Stichhaltige Belege fehlen
Krentz verweist auf das Fehlen stichhaltiger Belege einer Zerstörungsaktion. Zwar wird ein Schriftstück gerne zitiert, das besagt, Bilder seien „blutzlich weggebracht, zuhawen unnd verbrannt“ worden, doch ist dieser Satz aus dem Zusammenhang gerissen. Es äußert sich Kurfürst Friedrich gegenüber seinen Räten, er sagt, in Gänze, die Bilder seien „nit also ... weggebracht“ worden, das sei so gesagt, aber dann dementiert worden.
Luther, sagt Krentz, stellt schon in seinem Brief, in dem er auf Geheiß des Kurfürsten seine (von ihm unerlaubte) Rückkehr dem Kaiser gegenüber rechtfertigen soll – und so reichsweit Aufmerksamkeit bekommt – seine Sicht auf die Ereignisse dar.
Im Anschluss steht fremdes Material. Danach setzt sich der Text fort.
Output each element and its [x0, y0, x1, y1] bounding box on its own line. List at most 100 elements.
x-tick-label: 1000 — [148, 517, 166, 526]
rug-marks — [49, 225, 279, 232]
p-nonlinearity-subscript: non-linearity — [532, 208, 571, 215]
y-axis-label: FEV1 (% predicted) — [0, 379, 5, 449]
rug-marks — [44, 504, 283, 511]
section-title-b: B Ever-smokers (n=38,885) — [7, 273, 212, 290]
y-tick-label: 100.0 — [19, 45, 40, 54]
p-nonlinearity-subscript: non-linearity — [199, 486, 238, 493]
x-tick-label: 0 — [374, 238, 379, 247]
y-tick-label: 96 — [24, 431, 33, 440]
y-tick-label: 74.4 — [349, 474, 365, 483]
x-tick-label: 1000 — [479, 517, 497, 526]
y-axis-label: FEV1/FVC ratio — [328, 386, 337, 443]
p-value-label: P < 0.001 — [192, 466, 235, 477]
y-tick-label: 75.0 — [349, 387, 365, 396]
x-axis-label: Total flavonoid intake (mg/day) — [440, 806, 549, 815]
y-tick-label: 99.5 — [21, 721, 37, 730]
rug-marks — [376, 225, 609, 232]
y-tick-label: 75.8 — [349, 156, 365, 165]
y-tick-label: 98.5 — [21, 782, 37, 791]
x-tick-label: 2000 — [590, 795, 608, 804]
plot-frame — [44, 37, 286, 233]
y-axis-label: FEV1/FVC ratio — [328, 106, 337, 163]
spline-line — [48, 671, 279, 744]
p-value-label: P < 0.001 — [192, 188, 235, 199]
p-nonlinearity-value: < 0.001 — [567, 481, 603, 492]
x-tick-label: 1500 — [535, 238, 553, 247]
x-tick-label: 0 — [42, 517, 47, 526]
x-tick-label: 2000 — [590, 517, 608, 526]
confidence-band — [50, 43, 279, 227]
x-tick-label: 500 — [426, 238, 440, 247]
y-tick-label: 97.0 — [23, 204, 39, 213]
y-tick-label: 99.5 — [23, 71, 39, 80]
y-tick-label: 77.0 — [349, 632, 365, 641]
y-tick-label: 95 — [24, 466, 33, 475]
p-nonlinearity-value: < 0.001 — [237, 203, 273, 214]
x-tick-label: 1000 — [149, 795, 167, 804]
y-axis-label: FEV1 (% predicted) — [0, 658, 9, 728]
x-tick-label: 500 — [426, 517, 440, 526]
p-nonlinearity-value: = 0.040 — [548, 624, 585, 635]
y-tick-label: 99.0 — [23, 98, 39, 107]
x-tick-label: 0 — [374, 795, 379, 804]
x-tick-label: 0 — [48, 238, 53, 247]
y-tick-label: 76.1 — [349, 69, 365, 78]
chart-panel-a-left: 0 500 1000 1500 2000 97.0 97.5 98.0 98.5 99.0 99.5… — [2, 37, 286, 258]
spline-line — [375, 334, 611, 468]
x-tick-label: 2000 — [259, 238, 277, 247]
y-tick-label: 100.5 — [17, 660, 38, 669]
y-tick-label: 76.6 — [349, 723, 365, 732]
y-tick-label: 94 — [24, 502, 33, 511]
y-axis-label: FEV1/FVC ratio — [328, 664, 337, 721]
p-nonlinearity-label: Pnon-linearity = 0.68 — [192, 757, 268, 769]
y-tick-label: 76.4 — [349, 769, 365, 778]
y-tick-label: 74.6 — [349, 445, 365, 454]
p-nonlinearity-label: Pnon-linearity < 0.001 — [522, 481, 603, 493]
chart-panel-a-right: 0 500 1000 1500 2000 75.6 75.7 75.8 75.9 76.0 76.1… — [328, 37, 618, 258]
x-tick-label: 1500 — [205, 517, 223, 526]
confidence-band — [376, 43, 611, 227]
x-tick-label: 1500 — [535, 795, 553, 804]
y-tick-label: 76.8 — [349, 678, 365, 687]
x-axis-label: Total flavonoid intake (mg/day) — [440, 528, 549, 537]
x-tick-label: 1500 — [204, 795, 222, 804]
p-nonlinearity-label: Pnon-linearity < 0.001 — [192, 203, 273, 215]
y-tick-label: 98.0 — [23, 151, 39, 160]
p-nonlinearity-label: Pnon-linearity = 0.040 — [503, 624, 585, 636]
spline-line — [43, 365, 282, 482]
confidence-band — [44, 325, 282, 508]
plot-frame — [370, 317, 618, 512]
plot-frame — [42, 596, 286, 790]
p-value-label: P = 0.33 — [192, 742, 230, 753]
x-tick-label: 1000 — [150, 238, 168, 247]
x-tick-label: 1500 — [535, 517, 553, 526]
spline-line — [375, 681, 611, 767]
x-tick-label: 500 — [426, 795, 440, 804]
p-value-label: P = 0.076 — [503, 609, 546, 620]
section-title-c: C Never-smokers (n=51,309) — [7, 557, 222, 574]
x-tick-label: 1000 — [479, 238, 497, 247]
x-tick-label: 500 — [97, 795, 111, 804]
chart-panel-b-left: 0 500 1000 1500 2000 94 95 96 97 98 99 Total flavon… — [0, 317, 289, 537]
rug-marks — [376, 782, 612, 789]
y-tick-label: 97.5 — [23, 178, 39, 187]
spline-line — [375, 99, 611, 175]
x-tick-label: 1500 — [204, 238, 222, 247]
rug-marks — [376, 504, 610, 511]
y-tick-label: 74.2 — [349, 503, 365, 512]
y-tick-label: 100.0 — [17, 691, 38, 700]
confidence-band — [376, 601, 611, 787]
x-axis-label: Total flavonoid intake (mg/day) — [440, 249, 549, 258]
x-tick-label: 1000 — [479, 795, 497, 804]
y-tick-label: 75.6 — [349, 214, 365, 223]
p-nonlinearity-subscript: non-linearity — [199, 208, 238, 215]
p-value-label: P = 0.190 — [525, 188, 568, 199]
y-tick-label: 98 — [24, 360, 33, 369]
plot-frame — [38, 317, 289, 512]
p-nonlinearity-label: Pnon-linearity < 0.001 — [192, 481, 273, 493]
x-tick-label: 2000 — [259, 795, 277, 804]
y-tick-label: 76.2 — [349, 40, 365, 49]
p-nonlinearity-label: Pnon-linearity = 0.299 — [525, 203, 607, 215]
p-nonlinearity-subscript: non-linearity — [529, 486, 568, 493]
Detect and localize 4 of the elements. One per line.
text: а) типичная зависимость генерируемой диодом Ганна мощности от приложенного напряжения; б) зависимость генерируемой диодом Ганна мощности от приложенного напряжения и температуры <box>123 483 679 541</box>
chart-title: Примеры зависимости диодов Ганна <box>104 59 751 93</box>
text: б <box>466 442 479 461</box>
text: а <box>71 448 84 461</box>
Er sieht sich im Kampf mit dem Satan, will die Reformen zurücknehmen. Tatsächlich aber hatte im Februar in Eilenburg eine große Runde von kurfürstlichen Räten, Professoren, Stifts- und Ratsherren eben das in großen Teilen schon beschlossen. Luthers „Invokavit Predigten“ (von der Woche nach Fastensonntag) waren vielmehr der letztlich erfolgreiche Versuch des Reformators, die theologische Führungsrolle wiederzugewinnen.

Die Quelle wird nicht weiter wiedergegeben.